I'm creating a Python (using urllib2) parser of addresses with non-english characters in it. The goal is to find coordinates of every address.
When I open this url in Firefox:
http://maps.google.com/maps/geo?q=Czech%20Republic%2010000%20Male%C5%A1ice&output=csv
it is converted (changes in address box) to
http://maps.google.com/maps/geo?q=Czech Republic 10000 Malešice&output=csv
and returns
200,6,50.0865113,14.4918052
which is a correct result.
However, if I open the same url (encoded, with %20 and such) in urllib2 (or Opera browser), the result is
200,4,49.7715220,13.2955410
which is incorrect. How can I open the first url in urllib2 to get the "200,6,50.0865113,14.4918052" result?
Edit:
Code used
import urllib2
psc = '10000'
name = 'Malešice'
url = 'http://maps.google.com/maps/geo?q=%s&output=csv' % urllib2.quote('Czech Republic %s %s' % (psc, name))
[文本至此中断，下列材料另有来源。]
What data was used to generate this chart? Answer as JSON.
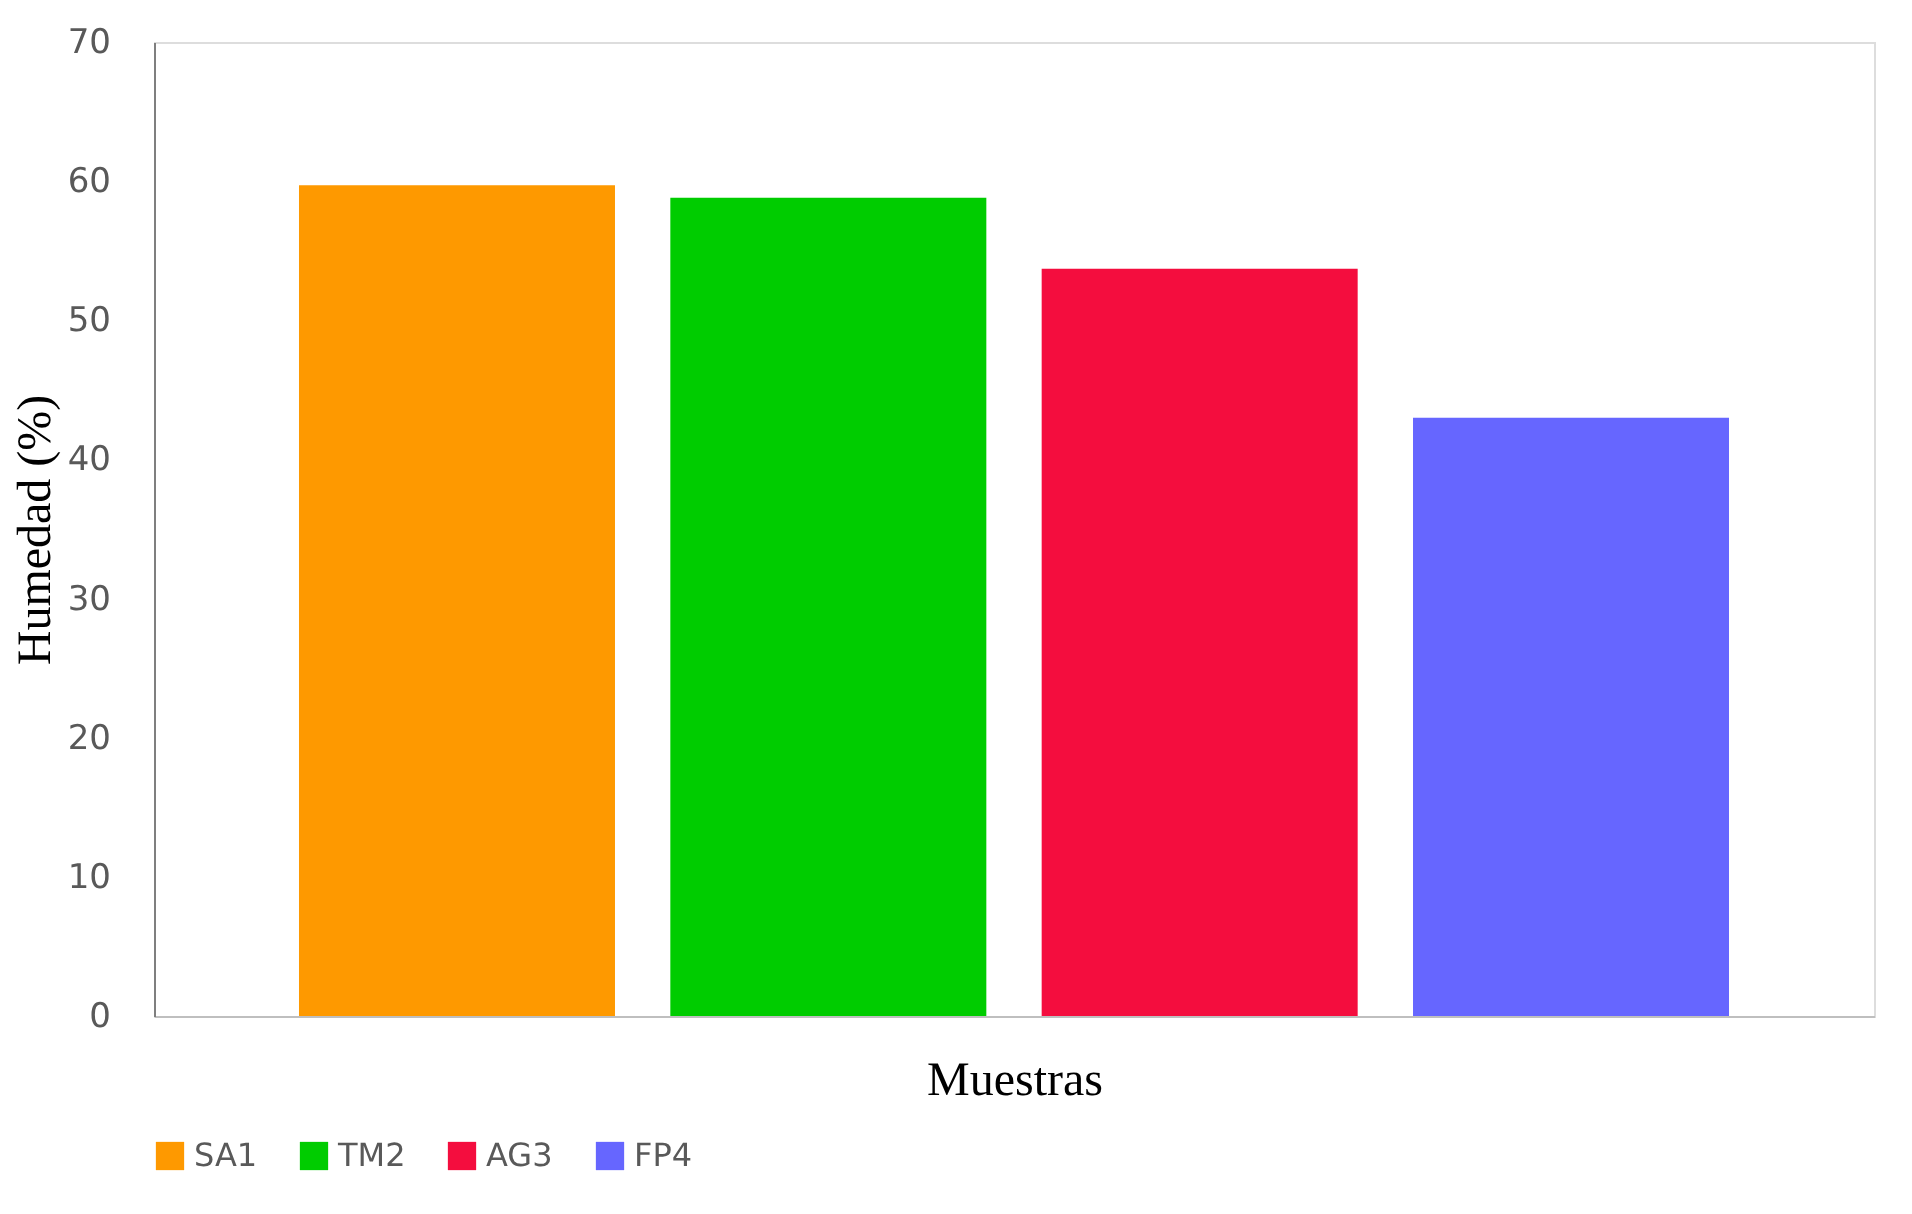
{
  "chart_data": {
    "type": "bar",
    "xlabel": "Muestras",
    "ylabel": "Humedad (%)",
    "categories": [
      null
    ],
    "series": [
      {
        "name": "SA1",
        "color": "#fe9900",
        "values": [
          59.7
        ]
      },
      {
        "name": "TM2",
        "color": "#00cc00",
        "values": [
          58.8
        ]
      },
      {
        "name": "AG3",
        "color": "#f40d3e",
        "values": [
          53.7
        ]
      },
      {
        "name": "FP4",
        "color": "#6666ff",
        "values": [
          43.0
        ]
      }
    ],
    "ylim": [
      0,
      70
    ],
    "yticks": [
      0,
      10,
      20,
      30,
      40,
      50,
      60,
      70
    ],
    "grid": false,
    "legend": "bottom"
  }
}
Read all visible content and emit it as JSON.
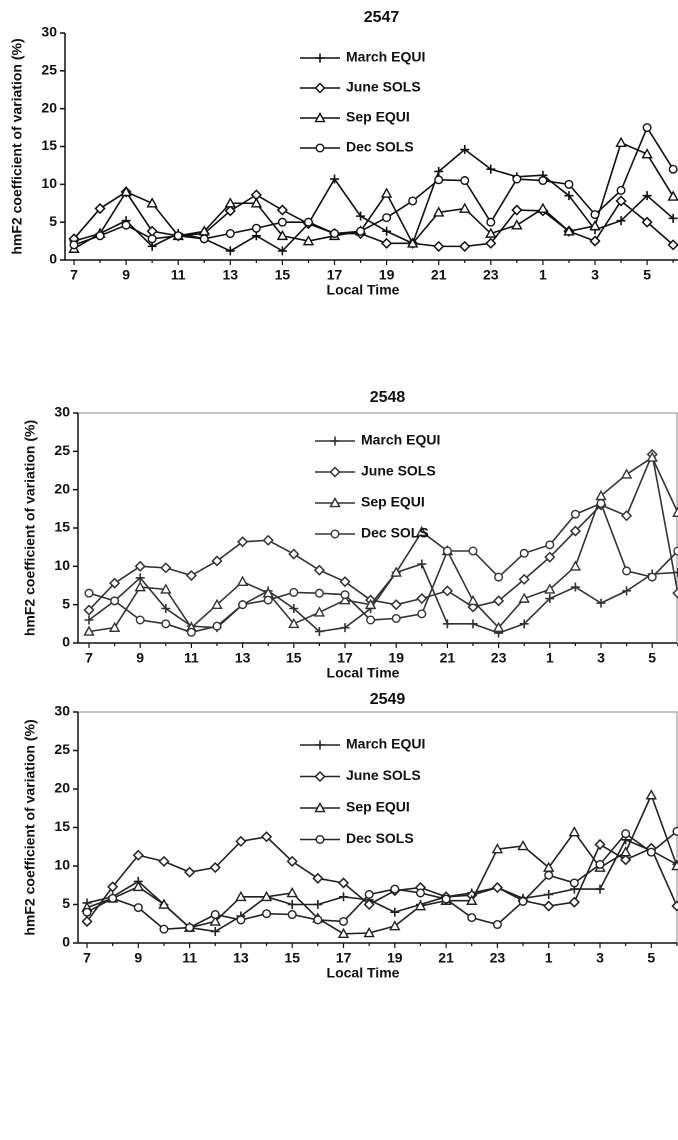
{
  "chart_data": [
    {
      "type": "line",
      "title": "2547",
      "x_label": "Local Time",
      "y_label": "hmF2 coefficient of variation (%)",
      "categories": [
        7,
        null,
        9,
        null,
        11,
        null,
        13,
        null,
        15,
        null,
        17,
        null,
        19,
        null,
        21,
        null,
        23,
        null,
        1,
        null,
        3,
        null,
        5,
        null
      ],
      "ylim": [
        0,
        30
      ],
      "yticks": [
        0,
        5,
        10,
        15,
        20,
        25,
        30
      ],
      "frame": false,
      "series": [
        {
          "name": "March EQUI",
          "color": "#111111",
          "marker": "plus",
          "values": [
            2.5,
            3.5,
            5.2,
            1.8,
            3.5,
            2.8,
            1.2,
            3.2,
            1.2,
            4.8,
            10.7,
            5.8,
            3.8,
            2.2,
            11.7,
            14.6,
            12,
            11,
            11.2,
            8.5,
            4,
            5.2,
            8.5,
            5.5
          ]
        },
        {
          "name": "June SOLS",
          "color": "#111111",
          "marker": "diamond",
          "values": [
            2.8,
            6.8,
            9,
            3.8,
            3.2,
            3.5,
            6.5,
            8.6,
            6.6,
            4.8,
            3.5,
            3.5,
            2.2,
            2.2,
            1.8,
            1.8,
            2.2,
            6.6,
            6.5,
            3.8,
            2.5,
            7.8,
            5,
            2
          ]
        },
        {
          "name": "Sep EQUI",
          "color": "#111111",
          "marker": "triangle",
          "values": [
            1.5,
            3.5,
            9,
            7.5,
            3.2,
            3.8,
            7.5,
            7.5,
            3.2,
            2.5,
            3.2,
            3.8,
            8.8,
            2.2,
            6.3,
            6.8,
            3.5,
            4.6,
            6.8,
            3.8,
            4.5,
            15.5,
            14,
            8.4
          ]
        },
        {
          "name": "Dec SOLS",
          "color": "#111111",
          "marker": "circle",
          "values": [
            2,
            3.2,
            4.6,
            2.8,
            3.2,
            2.8,
            3.5,
            4.2,
            5,
            5,
            3.5,
            3.8,
            5.6,
            7.8,
            10.6,
            10.5,
            5,
            10.7,
            10.5,
            10,
            6,
            9.2,
            17.5,
            12
          ]
        }
      ]
    },
    {
      "type": "line",
      "title": "2548",
      "x_label": "Local Time",
      "y_label": "hmF2 coefficient of variation (%)",
      "categories": [
        7,
        null,
        9,
        null,
        11,
        null,
        13,
        null,
        15,
        null,
        17,
        null,
        19,
        null,
        21,
        null,
        23,
        null,
        1,
        null,
        3,
        null,
        5,
        null
      ],
      "ylim": [
        0,
        30
      ],
      "yticks": [
        0,
        5,
        10,
        15,
        20,
        25,
        30
      ],
      "frame": true,
      "series": [
        {
          "name": "March EQUI",
          "color": "#333333",
          "marker": "plus",
          "values": [
            3,
            5.5,
            8.5,
            4.5,
            2.2,
            2,
            5,
            6.8,
            4.5,
            1.5,
            2,
            4.5,
            9.2,
            10.3,
            2.5,
            2.5,
            1.3,
            2.5,
            5.8,
            7.3,
            5.2,
            6.8,
            9,
            9.2
          ]
        },
        {
          "name": "June SOLS",
          "color": "#333333",
          "marker": "diamond",
          "values": [
            4.3,
            7.8,
            10,
            9.8,
            8.8,
            10.7,
            13.2,
            13.4,
            11.6,
            9.5,
            8,
            5.6,
            5,
            5.8,
            6.8,
            4.7,
            5.5,
            8.3,
            11.2,
            14.6,
            18,
            16.6,
            24.6,
            6.5
          ]
        },
        {
          "name": "Sep EQUI",
          "color": "#333333",
          "marker": "triangle",
          "values": [
            1.5,
            2,
            7.3,
            7,
            2,
            5,
            8,
            6.5,
            2.5,
            4,
            5.6,
            5,
            9.2,
            14.5,
            12,
            5.5,
            2,
            5.8,
            7,
            10,
            19.2,
            22,
            24.2,
            17
          ]
        },
        {
          "name": "Dec SOLS",
          "color": "#333333",
          "marker": "circle",
          "values": [
            6.5,
            5.5,
            3,
            2.5,
            1.4,
            2.2,
            5,
            5.6,
            6.6,
            6.5,
            6.3,
            3,
            3.2,
            3.8,
            12,
            12,
            8.6,
            11.7,
            12.8,
            16.8,
            18.2,
            9.4,
            8.6,
            12
          ]
        }
      ]
    },
    {
      "type": "line",
      "title": "2549",
      "x_label": "Local Time",
      "y_label": "hmF2 coefficient of variation (%)",
      "categories": [
        7,
        null,
        9,
        null,
        11,
        null,
        13,
        null,
        15,
        null,
        17,
        null,
        19,
        null,
        21,
        null,
        23,
        null,
        1,
        null,
        3,
        null,
        5,
        null
      ],
      "ylim": [
        0,
        30
      ],
      "yticks": [
        0,
        5,
        10,
        15,
        20,
        25,
        30
      ],
      "frame": true,
      "series": [
        {
          "name": "March EQUI",
          "color": "#222222",
          "marker": "plus",
          "values": [
            5.2,
            6,
            8,
            5,
            2,
            1.5,
            3.5,
            6,
            5,
            5,
            6,
            5.6,
            4,
            5,
            6,
            6.5,
            7.2,
            5.8,
            6.3,
            7,
            7,
            13.4,
            12,
            10.2
          ]
        },
        {
          "name": "June SOLS",
          "color": "#222222",
          "marker": "diamond",
          "values": [
            2.8,
            7.3,
            11.4,
            10.6,
            9.2,
            9.8,
            13.2,
            13.8,
            10.6,
            8.4,
            7.8,
            5,
            6.8,
            7.2,
            6,
            6.2,
            7.2,
            5.5,
            4.8,
            5.3,
            12.8,
            10.8,
            12.3,
            4.8
          ]
        },
        {
          "name": "Sep EQUI",
          "color": "#222222",
          "marker": "triangle",
          "values": [
            4.6,
            5.8,
            7.3,
            5,
            2,
            2.8,
            6,
            6,
            6.5,
            3.2,
            1.2,
            1.3,
            2.2,
            4.8,
            5.5,
            5.5,
            12.2,
            12.6,
            9.8,
            14.4,
            9.8,
            11.8,
            19.2,
            10
          ]
        },
        {
          "name": "Dec SOLS",
          "color": "#222222",
          "marker": "circle",
          "values": [
            4,
            5.8,
            4.6,
            1.8,
            2,
            3.7,
            3,
            3.8,
            3.7,
            3,
            2.8,
            6.3,
            7,
            6.5,
            5.7,
            3.3,
            2.4,
            5.4,
            8.8,
            7.8,
            10.2,
            14.2,
            11.8,
            14.5
          ]
        }
      ]
    }
  ]
}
response = urllib2.urlopen(url)
data = response.read()
print 'Parsed url %s, result %s\n' % (url, data)
output
Parsed url http://maps.google.com/maps/geo?q=Czech%20Republic%2010000%20Male%C5%A1ice&output=csv, result 200,4,49.7715220,13.2955410
I can reproduce this behavior, and at first I was dumbfounded as to why it's happening. Closer inspection of the HTTP requests with wireshark showed that the requests sent by Firefox (not surprisingly) contain a couple more HTTP-Headers.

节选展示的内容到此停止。